Le presse erano collocate lungo i due lati di un lungo corridoio centrale con una lunghezza pari a circa 60 metri. La sfida è stata quella di trovare una soluzione al servizio delle presse, che fosse flessibile per permettere attività di manutenzione e set up delle stesse, evitando di creare “barriere” che ostacolassero o rendessero difficili queste attività da parte del cliente. Fino a quel momento sul tavolo avevamo soltanto la soluzione classica composta da conveyor continui, ma per il progetto in essere non era stata ritenuta la soluzione ottimale. La svolta è avvenuta con l’inserimento della tecnologia mobile robot di Omron. Una svolta importante, in quanto in quegli anni in Italia si parlava ben poco di mobile robot. Noi ci abbiamo creduto, il cliente ci ha dato fiducia e il progetto è stato portato a termine con successo.

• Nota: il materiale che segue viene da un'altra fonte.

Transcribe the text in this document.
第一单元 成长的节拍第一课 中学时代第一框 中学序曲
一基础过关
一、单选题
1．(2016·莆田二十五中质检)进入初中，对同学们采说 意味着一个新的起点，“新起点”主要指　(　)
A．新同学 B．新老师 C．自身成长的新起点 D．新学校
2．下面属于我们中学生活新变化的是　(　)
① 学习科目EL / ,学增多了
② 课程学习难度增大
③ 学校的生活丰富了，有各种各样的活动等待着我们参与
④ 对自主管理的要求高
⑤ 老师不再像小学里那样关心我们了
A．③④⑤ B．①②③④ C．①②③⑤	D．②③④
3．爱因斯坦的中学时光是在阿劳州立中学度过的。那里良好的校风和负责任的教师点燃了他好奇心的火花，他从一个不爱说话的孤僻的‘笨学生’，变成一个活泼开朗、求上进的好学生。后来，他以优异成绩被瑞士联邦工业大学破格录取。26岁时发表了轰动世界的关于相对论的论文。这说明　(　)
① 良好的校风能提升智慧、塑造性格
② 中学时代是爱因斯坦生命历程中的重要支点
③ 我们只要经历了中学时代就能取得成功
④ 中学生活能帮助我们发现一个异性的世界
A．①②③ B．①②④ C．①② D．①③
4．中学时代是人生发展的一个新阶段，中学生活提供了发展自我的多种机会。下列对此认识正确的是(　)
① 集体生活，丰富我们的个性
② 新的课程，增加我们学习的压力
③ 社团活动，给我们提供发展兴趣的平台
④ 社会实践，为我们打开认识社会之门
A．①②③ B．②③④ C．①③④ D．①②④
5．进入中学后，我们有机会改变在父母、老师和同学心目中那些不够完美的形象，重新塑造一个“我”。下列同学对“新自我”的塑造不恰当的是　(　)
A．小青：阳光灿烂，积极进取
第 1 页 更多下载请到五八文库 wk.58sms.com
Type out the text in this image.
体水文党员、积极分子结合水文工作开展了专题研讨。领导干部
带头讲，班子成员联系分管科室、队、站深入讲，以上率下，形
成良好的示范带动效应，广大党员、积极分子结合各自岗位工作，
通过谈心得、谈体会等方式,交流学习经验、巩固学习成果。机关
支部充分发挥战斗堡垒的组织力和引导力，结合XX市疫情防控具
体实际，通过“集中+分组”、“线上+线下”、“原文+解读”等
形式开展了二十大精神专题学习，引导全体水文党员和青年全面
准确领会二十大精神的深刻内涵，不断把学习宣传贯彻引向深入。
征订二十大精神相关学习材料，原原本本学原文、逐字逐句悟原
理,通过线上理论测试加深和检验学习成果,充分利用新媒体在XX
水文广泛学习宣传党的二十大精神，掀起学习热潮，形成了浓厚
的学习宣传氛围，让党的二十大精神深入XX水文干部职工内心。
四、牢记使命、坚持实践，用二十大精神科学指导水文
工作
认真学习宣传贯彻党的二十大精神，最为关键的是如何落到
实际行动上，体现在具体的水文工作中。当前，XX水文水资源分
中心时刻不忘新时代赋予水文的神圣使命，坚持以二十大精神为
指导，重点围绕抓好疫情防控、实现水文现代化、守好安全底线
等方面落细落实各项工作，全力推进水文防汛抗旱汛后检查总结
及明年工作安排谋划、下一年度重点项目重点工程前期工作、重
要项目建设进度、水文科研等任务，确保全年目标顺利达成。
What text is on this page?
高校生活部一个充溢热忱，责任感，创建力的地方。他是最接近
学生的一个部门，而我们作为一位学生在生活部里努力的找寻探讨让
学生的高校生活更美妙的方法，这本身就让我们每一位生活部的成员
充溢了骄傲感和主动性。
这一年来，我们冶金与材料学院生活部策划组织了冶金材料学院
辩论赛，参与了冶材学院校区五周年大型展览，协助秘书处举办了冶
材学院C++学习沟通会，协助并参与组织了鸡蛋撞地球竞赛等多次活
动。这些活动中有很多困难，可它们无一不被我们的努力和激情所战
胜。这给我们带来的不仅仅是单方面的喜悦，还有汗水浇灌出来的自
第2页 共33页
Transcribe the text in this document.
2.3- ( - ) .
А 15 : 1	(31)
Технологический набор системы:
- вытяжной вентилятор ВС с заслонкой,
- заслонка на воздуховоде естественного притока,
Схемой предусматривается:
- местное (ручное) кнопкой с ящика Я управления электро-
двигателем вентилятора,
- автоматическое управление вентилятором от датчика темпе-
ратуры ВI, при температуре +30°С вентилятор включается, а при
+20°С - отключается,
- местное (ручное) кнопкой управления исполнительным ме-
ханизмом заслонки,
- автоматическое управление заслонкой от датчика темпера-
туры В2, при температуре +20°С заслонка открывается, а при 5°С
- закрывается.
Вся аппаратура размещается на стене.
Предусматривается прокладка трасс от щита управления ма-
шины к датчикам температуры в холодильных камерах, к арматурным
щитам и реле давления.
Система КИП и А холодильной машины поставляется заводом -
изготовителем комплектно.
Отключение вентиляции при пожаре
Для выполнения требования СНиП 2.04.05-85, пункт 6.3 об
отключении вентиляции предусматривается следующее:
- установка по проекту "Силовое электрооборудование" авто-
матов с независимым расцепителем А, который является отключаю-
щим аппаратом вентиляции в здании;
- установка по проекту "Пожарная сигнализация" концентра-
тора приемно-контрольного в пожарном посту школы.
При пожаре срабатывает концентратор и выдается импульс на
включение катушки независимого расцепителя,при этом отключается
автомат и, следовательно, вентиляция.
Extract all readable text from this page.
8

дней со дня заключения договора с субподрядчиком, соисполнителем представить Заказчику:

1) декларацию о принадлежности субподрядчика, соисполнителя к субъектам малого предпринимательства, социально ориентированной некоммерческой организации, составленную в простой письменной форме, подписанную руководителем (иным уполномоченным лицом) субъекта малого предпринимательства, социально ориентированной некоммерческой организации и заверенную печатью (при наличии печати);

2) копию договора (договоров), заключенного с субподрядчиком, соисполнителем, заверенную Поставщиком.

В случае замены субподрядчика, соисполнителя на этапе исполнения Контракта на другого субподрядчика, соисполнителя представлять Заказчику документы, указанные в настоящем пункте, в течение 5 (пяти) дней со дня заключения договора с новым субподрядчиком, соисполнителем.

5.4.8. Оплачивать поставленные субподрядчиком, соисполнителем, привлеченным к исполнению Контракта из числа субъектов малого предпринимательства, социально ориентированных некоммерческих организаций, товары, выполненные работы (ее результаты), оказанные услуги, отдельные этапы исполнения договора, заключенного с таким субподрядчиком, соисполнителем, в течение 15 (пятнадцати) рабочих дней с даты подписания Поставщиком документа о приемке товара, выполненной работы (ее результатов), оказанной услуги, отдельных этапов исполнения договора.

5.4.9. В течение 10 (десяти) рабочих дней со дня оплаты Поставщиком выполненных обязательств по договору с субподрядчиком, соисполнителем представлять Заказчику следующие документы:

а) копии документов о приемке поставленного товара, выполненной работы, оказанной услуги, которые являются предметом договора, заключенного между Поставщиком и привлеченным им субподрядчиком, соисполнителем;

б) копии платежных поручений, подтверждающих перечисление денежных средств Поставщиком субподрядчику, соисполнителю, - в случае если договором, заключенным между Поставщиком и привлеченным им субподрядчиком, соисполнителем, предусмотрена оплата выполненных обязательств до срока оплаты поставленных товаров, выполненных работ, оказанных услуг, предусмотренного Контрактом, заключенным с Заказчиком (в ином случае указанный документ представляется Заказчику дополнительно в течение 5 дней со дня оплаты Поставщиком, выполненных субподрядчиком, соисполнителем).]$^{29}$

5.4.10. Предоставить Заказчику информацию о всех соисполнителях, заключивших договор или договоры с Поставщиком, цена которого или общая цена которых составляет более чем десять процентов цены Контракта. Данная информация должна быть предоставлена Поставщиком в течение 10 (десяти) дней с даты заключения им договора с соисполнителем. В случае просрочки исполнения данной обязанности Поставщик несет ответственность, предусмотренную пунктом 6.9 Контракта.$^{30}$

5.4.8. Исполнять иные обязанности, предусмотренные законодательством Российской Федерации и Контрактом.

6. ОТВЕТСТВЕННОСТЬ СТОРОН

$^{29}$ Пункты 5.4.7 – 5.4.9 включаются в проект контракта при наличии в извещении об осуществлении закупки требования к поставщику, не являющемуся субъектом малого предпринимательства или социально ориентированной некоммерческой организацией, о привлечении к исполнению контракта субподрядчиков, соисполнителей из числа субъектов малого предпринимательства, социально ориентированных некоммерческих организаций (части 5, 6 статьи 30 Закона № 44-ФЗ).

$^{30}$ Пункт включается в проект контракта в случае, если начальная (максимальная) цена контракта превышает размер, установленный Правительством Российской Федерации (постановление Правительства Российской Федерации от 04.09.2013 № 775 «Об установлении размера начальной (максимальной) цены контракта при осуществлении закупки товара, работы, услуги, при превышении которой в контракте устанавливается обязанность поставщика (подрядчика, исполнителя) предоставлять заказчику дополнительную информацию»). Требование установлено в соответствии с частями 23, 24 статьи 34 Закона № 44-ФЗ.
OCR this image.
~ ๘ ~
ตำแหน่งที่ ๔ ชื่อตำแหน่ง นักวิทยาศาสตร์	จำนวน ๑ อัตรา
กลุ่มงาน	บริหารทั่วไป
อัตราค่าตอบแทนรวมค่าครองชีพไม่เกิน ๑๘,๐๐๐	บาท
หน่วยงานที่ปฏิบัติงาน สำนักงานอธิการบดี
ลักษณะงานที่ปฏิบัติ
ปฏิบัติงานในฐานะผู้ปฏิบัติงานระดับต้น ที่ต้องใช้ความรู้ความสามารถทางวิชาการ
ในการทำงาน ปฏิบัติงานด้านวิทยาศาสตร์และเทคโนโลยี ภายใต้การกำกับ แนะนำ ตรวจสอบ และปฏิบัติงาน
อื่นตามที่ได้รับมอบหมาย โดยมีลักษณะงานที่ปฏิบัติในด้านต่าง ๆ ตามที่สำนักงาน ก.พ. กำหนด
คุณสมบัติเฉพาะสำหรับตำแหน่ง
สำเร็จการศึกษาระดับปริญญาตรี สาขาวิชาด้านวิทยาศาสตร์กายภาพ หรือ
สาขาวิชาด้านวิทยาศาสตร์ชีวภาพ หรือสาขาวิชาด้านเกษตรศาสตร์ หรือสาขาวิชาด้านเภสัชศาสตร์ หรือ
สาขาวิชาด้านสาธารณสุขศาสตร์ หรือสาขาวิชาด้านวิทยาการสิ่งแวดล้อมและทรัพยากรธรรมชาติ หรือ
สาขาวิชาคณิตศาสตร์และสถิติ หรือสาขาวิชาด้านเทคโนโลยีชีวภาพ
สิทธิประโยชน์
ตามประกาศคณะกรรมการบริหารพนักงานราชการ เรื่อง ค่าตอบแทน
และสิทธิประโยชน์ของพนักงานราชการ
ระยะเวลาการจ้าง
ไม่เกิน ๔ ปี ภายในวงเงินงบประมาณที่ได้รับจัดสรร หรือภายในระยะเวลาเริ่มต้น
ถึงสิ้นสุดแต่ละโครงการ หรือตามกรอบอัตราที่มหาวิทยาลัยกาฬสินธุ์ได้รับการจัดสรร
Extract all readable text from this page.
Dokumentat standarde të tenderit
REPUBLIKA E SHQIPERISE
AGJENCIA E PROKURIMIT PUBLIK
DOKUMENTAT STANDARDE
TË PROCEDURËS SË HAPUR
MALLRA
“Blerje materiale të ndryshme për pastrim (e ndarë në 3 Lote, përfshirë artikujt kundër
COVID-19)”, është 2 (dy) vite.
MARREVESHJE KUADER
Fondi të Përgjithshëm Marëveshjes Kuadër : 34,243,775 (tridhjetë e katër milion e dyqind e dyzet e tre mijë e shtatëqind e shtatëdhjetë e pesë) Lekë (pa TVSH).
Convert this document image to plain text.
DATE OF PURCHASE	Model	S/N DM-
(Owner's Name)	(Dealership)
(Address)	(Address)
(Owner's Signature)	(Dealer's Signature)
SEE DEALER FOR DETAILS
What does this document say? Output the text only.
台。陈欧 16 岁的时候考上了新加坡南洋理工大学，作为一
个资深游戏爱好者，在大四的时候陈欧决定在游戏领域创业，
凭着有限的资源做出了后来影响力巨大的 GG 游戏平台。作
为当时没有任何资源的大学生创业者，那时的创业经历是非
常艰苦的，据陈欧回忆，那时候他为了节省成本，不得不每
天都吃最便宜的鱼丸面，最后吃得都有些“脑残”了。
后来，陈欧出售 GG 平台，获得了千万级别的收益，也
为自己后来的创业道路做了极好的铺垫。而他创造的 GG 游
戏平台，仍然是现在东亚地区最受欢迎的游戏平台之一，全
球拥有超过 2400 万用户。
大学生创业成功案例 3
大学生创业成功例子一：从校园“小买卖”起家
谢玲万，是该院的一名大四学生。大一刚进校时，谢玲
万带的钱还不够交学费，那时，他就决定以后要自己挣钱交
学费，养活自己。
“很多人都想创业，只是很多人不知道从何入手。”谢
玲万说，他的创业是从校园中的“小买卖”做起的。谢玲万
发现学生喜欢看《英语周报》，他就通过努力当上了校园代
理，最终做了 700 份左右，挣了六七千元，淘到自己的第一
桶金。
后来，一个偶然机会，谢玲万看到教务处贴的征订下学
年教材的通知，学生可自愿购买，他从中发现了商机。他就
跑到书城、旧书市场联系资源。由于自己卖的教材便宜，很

L’impianto di Bisio ha visto aumentare le sue performance, perché la soluzione implementata è scalabile – precisa Roberto Natali -. Infatti, nello stesso impianto, sono state inserite due nuove macchine”.

Omron Solution Partner

È stato questo, dunque, il primo passo che ha portato LCS all’inserimento della tecnologia nei propri progetti. “Nel 2019 abbiamo siglato una vera e propria partnership con Omron di cui siamo diventati Omron Solution Partner e abbiamo cominciato a proporre questa tecnologia in diversi nostri progetti – dice Natali -: se ne sono presentati molti in cui la tecnologia calzava a pennello, per piccole e grande movimentazioni”.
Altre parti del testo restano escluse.